Bullets

This Is War

"Every song, every album... useless, absolutely useless..."

"Dad, please just - "

Billie threw his empty mug into the sink, too distracted to hear the tinkling of now broken china against steel. It was past midnight, and yet Adrienne and Billie were still awake, discussing their son's future. Joey remained silent, too tired to even think about the enormity of the situation he was now stuck in. It seemed like years ago that he had been hanging out with Melanie... not hours.

Joey's father appeared to have reached a decision. He faced his wife and son, his face determinedly set.

"You're not going. No way."

"Does it look like I want to go fight?" Joey groaned, not immediately realising that his head had slipped from where it rested on his hand.

Adrienne, who was sitting across the small kitchen table, took Joey's hand and gave him a sad smile. "You know we only want the best for you - and going to war doesn't exactly fit the criteria." His mother's soft brown eyes seemed to melt with concern.

"Yeah, and if you want to make your country proud, help people rather than kill them," Billie added bitterly.

Adrienne gave her husband a deeply contemptuous look.

"Mum, Dad, I know what you're saying, and believe me, I don't want to go, either." He blinked slowly. It was only a matter of time before the headache that threatened to pounce hit him with such painful force. It was all too much, and he was so tired...

Billie pulled up a chair beside his wife and used his vivid green eyes to give Joey a deeply penetrating look. "Joe, we'll do everything in our power to stop you from going anywhere or doing anything against your will. This isn't fair, and I speak on behalf of myself and your mother for this."

There was a pause.

"I don't want to go," Joey whispered, lowering his eyes and feeling as though he had just been punched in the stomach. It finally hit him like a bomb dropped to kill. War had always been something on TV, something for his father's band to protest about. But now the war was real.

"This isn't fair," said Adrienne furiously. She released her son's hand from her grip and stood up abruptly. Her body was set defiantly, ready to fight. "Look, I don't think the situation can be that bad.

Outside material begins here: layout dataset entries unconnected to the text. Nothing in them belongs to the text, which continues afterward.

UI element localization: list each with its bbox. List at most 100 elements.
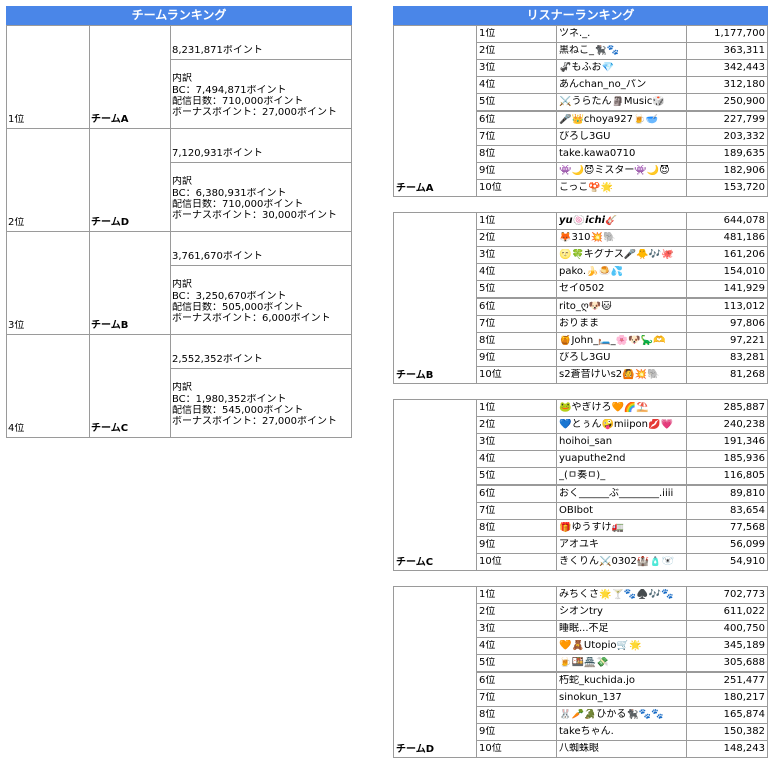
- listener-score: 180,217: [723, 691, 765, 703]
- listener-ranking-title: リスナーランキング: [393, 6, 768, 25]
- listener-score: 54,910: [730, 555, 765, 567]
- team-name: チームC: [91, 423, 129, 434]
- listener-name: ツネ._.: [559, 28, 591, 39]
- listener-name: ぴろし3GU: [559, 130, 611, 142]
- listener-name: 八蜘蛛眼: [559, 742, 599, 754]
- listener-rank: 2位: [479, 232, 496, 244]
- breakdown-line: 配信日数：505,000ポイント: [172, 302, 304, 313]
- listener-rank: 4位: [479, 453, 496, 465]
- listener-rank: 8位: [479, 521, 496, 533]
- listener-rank: 3位: [479, 623, 496, 635]
- listener-score: 611,022: [723, 606, 765, 618]
- listener-name: 🐰🥕🐊ひかる🐈‍⬛🐾🐾: [559, 708, 664, 720]
- breakdown-title: 内訳: [172, 382, 192, 393]
- listener-score: 400,750: [723, 623, 765, 635]
- listener-score: 116,805: [723, 470, 765, 482]
- listener-score: 285,887: [723, 402, 765, 413]
- rank: 3位: [8, 320, 25, 331]
- listener-name: yuaputhe2nd: [559, 453, 626, 465]
- listener-name: 🎤👑choya927🍺🥣: [559, 113, 658, 125]
- listener-score: 342,443: [723, 62, 765, 74]
- team-cell: [393, 399, 477, 571]
- listener-name: 🍺🍱🏯💸: [559, 657, 609, 669]
- listener-rank: 3位: [479, 436, 496, 448]
- breakdown-title: 内訳: [172, 73, 192, 84]
- listener-score: 189,635: [723, 147, 765, 159]
- breakdown-line: ボーナスポイント：27,000ポイント: [172, 416, 337, 427]
- breakdown-line: BC：1,980,352ポイント: [172, 394, 287, 405]
- breakdown-line: 配信日数：710,000ポイント: [172, 199, 304, 210]
- listener-name: きくりん⚔️0302🏰🧴🐻‍❄️: [559, 555, 675, 567]
- listener-rank: 5位: [479, 283, 496, 295]
- team-name: チームD: [396, 743, 435, 755]
- score-cell: [686, 178, 768, 197]
- listener-rank: 10位: [479, 555, 502, 567]
- listener-rank: 8位: [479, 147, 496, 159]
- total-points: 7,120,931ポイント: [172, 148, 263, 159]
- total-points: 3,761,670ポイント: [172, 251, 263, 262]
- listener-score: 150,382: [723, 725, 765, 737]
- listener-score: 363,311: [723, 45, 765, 57]
- listener-name: ぴろし3GU: [559, 351, 611, 363]
- listener-name: 🎁ゆうすけ🚛: [559, 521, 624, 533]
- listener-name: あんchan_no_パン: [559, 79, 647, 91]
- listener-name: hoihoi_san: [559, 436, 613, 448]
- listener-score: 97,806: [730, 317, 765, 329]
- listener-rank: 9位: [479, 351, 496, 363]
- listener-rank: 8位: [479, 708, 496, 720]
- listener-name: pako.🍌🍮💦: [559, 266, 624, 278]
- breakdown-cell: [170, 368, 352, 438]
- listener-rank: 3位: [479, 62, 496, 74]
- team-ranking-title: チームランキング: [6, 6, 352, 25]
- breakdown-line: 配信日数：710,000ポイント: [172, 96, 304, 107]
- listener-name: OBIbot: [559, 504, 594, 516]
- listener-rank: 4位: [479, 640, 496, 652]
- listener-name: 黒ねこ_🐈‍⬛🐾: [559, 45, 619, 57]
- breakdown-title: 内訳: [172, 176, 192, 187]
- listener-name: 𝙮𝙪🍥𝙞𝙘𝙝𝙞🎸: [559, 215, 618, 226]
- listener-name: 🍯John_🛏️_🌸🐶🦕🫶: [559, 334, 666, 346]
- listener-name: シオンtry: [559, 606, 603, 618]
- listener-name: セイ0502: [559, 283, 605, 295]
- listener-name: s2蒼音けいs2🙆💥🐘: [559, 368, 660, 380]
- listener-name: 🐸やぎけろ🧡🌈⛱️: [559, 402, 649, 413]
- listener-name: 🦊310💥🐘: [559, 232, 616, 244]
- listener-rank: 1位: [479, 215, 496, 226]
- listener-score: 227,799: [723, 113, 765, 125]
- listener-score: 240,238: [723, 419, 765, 431]
- team-cell: [393, 586, 477, 758]
- listener-score: 182,906: [723, 164, 765, 176]
- listener-score: 251,477: [723, 674, 765, 686]
- breakdown-line: ボーナスポイント：30,000ポイント: [172, 210, 337, 221]
- listener-name: おく______ぶ________.iiii: [559, 487, 674, 499]
- listener-name: 🧡🧸Utopio🛒🌟: [559, 640, 642, 652]
- listener-rank: 4位: [479, 266, 496, 278]
- listener-name: おりまま: [559, 317, 599, 329]
- listener-rank: 10位: [479, 742, 502, 754]
- listener-name: ⚔️うらたん🗿Music🎲: [559, 96, 665, 108]
- listener-score: 1,177,700: [714, 28, 765, 39]
- listener-name: take.kawa0710: [559, 147, 636, 159]
- breakdown-line: BC：3,250,670ポイント: [172, 291, 287, 302]
- listener-score: 153,720: [723, 181, 765, 193]
- listener-name: みちくさ🌟🍸🐾♠️🎶🐾: [559, 589, 674, 600]
- listener-score: 77,568: [730, 521, 765, 533]
- breakdown-title: 内訳: [172, 279, 192, 290]
- listener-score: 56,099: [730, 538, 765, 550]
- listener-rank: 1位: [479, 589, 496, 600]
- breakdown-line: BC：6,380,931ポイント: [172, 188, 287, 199]
- listener-rank: 5位: [479, 470, 496, 482]
- listener-rank: 6位: [479, 113, 496, 125]
- listener-rank: 7位: [479, 130, 496, 142]
- listener-rank: 7位: [479, 317, 496, 329]
- listener-score: 113,012: [723, 300, 765, 312]
- listener-rank: 2位: [479, 419, 496, 431]
- listener-score: 165,874: [723, 708, 765, 720]
- score-cell: [686, 365, 768, 384]
- total-points: 8,231,871ポイント: [172, 45, 263, 56]
- listener-score: 141,929: [723, 283, 765, 295]
- listener-rank: 4位: [479, 79, 496, 91]
- listener-score: 481,186: [723, 232, 765, 244]
- listener-score: 702,773: [723, 589, 765, 600]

We're a huge country. Why so many troops needed?"

Joey threw his hands up in the air. "Does it look like I know the answer? I thought I was going to college!"

"And that's what you should very well be doing," Billie hissed, more at the subject they were talking about than to his son. "You're only eighteen, you have your entire career ahead of you and I did not send you to that school just so you could be sent to war to risk everything you've got. No way. And that's final. Anyone that comes to try and say different can deal with me."

"Okay, okay, I get the point," Joey muttered, rolling his eyes. He stifled another yawn. "Now can I go to bed? Please?"

Billie opened his mouth to speak but it was Adrienne who quickly interjected. Her husband was in too much of a state to let his son go to bed in a peaceful manner. "Of course you can, honey. We'll talk about it later in the morning."

Joey nodded appreciately, scraping the chair back and sleepily making his way out of the kitchen. "'Night Mum, 'night Dad," he called out behind him.

The teenager tiredly crept up the carpeted stairs, taking extra care not to wake his fifteen-year-old brother. His room was just as he had left it as he walked back through the door: clean clothes fresh from the laundry were heaped in a pile at the end of his bed, while old school textbooks lay shoved in a corner, now not needed. Photocopies of the various application letters he had sent to colleges were spread around the floor of his desk.

A sudden thought crossed his mind. Those applications might have just all have been a waste of time...

He shook his head. Even in his tired state, he remained firm about his future. He wasn't going to war. Sure, his parents were going to try and defend him... but in the end, this was his battle, his choice.

Without changing he climbed into bed, closing his eyes tightly and emptying his mind, trying to hope that his last thoughts before sleep would be those of Melanie, not war.